After five consecutive years of positive returns, the benchmark KSE-100 Index plunged by 15.35% (20% in USD terms) in CY17 to close at 40,471 points. This is the worst year for equities since 2008 market crash, after making high of 52,874 points.
Political uncertainty which kept growing during the year owing to ‘Panama leaks’ and the eventual disqualification of ex-PM, Nawaz Sharif, worrying economic indicators, widening current account deficit and possible depreciation of PKR against USD had played a dominant role in the market’s fall in 2017.
Foreign participation was expected to increase in 2017 on inclusion of Pakistan in the MSCI EM Index but it saw another round of foreign selling that has now stretched over 3 years. Among last three years, this year’s outflow is the highest as foreign investors pulled out USD 487 million worth of investments from PSX amid concerns over PKR devaluation.

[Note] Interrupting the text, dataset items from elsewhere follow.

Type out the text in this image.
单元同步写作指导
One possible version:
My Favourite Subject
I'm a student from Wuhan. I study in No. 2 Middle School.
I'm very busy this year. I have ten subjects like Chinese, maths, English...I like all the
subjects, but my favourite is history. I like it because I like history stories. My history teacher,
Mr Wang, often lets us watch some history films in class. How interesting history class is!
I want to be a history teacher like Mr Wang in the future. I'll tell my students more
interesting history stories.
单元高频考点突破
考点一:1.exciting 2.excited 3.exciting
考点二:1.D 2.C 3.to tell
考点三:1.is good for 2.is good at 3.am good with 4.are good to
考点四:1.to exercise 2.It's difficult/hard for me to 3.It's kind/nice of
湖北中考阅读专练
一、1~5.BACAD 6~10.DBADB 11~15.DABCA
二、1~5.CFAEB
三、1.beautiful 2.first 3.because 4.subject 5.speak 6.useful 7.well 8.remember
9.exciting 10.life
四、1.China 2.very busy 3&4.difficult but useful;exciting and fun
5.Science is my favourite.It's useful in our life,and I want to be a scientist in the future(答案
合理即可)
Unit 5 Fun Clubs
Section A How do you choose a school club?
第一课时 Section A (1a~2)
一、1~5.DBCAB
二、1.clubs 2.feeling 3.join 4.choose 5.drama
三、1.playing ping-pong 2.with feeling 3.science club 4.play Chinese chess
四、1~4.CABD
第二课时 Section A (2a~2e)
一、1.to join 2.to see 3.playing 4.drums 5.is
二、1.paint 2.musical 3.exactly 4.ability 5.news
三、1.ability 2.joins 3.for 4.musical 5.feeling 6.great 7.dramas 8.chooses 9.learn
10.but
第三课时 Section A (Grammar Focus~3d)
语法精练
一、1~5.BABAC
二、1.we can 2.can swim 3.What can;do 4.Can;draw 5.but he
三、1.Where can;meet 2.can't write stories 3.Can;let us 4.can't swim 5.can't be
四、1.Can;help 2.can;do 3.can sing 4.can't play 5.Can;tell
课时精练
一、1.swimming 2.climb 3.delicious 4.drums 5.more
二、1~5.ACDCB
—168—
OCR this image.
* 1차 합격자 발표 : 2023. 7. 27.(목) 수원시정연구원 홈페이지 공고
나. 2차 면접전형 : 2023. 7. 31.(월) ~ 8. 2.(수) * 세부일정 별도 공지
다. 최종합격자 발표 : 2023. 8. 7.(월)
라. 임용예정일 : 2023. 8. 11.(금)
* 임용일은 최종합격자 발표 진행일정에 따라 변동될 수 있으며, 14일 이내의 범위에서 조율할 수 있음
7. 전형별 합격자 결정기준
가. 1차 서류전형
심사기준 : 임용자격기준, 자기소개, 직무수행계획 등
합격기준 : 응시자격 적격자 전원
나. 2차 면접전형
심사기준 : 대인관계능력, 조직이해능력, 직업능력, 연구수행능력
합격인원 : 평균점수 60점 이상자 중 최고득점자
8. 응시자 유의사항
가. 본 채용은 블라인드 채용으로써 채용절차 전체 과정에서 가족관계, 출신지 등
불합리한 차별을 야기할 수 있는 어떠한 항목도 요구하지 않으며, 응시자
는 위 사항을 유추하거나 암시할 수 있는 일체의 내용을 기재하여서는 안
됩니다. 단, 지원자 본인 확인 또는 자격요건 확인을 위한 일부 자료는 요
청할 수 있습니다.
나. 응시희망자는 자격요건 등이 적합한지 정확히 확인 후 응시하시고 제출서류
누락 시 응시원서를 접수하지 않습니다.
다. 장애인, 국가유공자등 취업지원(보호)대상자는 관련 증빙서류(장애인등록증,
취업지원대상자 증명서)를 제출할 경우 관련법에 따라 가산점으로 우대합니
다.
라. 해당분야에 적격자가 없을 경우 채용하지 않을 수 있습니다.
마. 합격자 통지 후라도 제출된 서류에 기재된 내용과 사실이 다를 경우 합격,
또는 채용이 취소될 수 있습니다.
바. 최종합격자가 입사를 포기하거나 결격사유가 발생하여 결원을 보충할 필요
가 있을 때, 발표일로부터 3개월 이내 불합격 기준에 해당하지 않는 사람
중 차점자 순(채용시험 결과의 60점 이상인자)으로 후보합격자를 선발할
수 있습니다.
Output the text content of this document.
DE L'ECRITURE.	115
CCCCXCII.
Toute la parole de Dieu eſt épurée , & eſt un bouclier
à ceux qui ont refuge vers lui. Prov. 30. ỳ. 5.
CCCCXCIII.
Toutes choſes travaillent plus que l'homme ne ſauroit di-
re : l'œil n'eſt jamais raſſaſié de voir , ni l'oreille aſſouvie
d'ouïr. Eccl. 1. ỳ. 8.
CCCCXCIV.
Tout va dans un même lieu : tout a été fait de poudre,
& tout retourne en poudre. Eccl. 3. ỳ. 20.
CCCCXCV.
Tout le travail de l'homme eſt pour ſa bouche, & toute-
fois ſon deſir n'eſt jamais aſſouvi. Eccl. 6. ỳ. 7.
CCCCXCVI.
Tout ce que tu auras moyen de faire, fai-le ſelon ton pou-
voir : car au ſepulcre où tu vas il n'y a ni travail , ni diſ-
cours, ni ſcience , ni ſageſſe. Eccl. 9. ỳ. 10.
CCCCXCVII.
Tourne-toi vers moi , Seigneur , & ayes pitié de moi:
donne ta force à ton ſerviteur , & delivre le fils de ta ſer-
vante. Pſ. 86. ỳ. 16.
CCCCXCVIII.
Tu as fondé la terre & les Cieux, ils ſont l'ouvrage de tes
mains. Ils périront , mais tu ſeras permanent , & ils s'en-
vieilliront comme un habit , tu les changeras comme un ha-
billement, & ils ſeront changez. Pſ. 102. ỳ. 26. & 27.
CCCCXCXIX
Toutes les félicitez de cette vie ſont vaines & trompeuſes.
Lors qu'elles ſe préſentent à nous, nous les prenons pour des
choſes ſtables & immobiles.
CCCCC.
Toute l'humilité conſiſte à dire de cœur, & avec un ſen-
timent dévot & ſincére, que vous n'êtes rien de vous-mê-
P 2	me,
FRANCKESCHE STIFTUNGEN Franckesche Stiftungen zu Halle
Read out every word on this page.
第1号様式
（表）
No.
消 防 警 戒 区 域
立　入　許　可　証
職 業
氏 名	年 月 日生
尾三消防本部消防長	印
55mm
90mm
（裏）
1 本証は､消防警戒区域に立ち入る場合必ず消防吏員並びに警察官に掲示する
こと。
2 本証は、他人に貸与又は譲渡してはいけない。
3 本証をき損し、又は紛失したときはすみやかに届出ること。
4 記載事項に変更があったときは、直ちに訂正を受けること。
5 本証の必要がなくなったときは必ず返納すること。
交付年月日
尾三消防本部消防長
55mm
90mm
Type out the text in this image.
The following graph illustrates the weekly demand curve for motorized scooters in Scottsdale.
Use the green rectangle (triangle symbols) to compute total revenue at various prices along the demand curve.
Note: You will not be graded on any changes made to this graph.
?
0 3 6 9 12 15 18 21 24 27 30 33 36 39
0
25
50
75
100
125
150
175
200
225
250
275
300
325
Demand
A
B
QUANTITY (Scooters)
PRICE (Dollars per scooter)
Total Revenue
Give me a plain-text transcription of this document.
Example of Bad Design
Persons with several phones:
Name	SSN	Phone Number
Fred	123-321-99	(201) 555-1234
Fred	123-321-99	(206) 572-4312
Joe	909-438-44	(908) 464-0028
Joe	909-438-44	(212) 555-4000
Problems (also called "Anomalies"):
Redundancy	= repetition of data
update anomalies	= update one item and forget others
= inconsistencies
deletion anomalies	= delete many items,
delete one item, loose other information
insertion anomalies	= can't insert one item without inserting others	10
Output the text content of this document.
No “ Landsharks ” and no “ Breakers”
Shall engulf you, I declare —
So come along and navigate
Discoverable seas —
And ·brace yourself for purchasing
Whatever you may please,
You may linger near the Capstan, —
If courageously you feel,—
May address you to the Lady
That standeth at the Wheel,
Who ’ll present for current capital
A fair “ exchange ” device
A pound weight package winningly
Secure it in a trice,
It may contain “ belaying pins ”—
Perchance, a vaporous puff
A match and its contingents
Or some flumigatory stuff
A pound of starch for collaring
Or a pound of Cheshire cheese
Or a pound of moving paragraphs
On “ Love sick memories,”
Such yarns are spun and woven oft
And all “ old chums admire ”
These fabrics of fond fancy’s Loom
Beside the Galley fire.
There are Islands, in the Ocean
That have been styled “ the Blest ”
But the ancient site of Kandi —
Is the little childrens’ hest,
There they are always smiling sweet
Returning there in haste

Cement Sector topped the list of worst performers, followed by Power and Pharmaceuticals. Despite record volumetric sales, Cement sector declined the most owing to rise in international coal prices and drop in cements’ prices in some parts of the country. Power sector remained under pressure after the abrupt decision of government to cease FO based generation and lower multiyear tariff for K-Electric Limited. Underperformance of Pharma sector was attributable to concerns over margins on account of possible PKR depreciation.
Accordingly, the portfolio of your Company decreased by 21.56% during the year, against KSE-100 Index decline of 15.35%. The underperformance was primarily due to below market performance of HUBCO having a higher allocation of 37% in the total portfolio. Average exposure to equities during the year remained at 98%, whereas 2% was invested in mutual funds and Government Securities.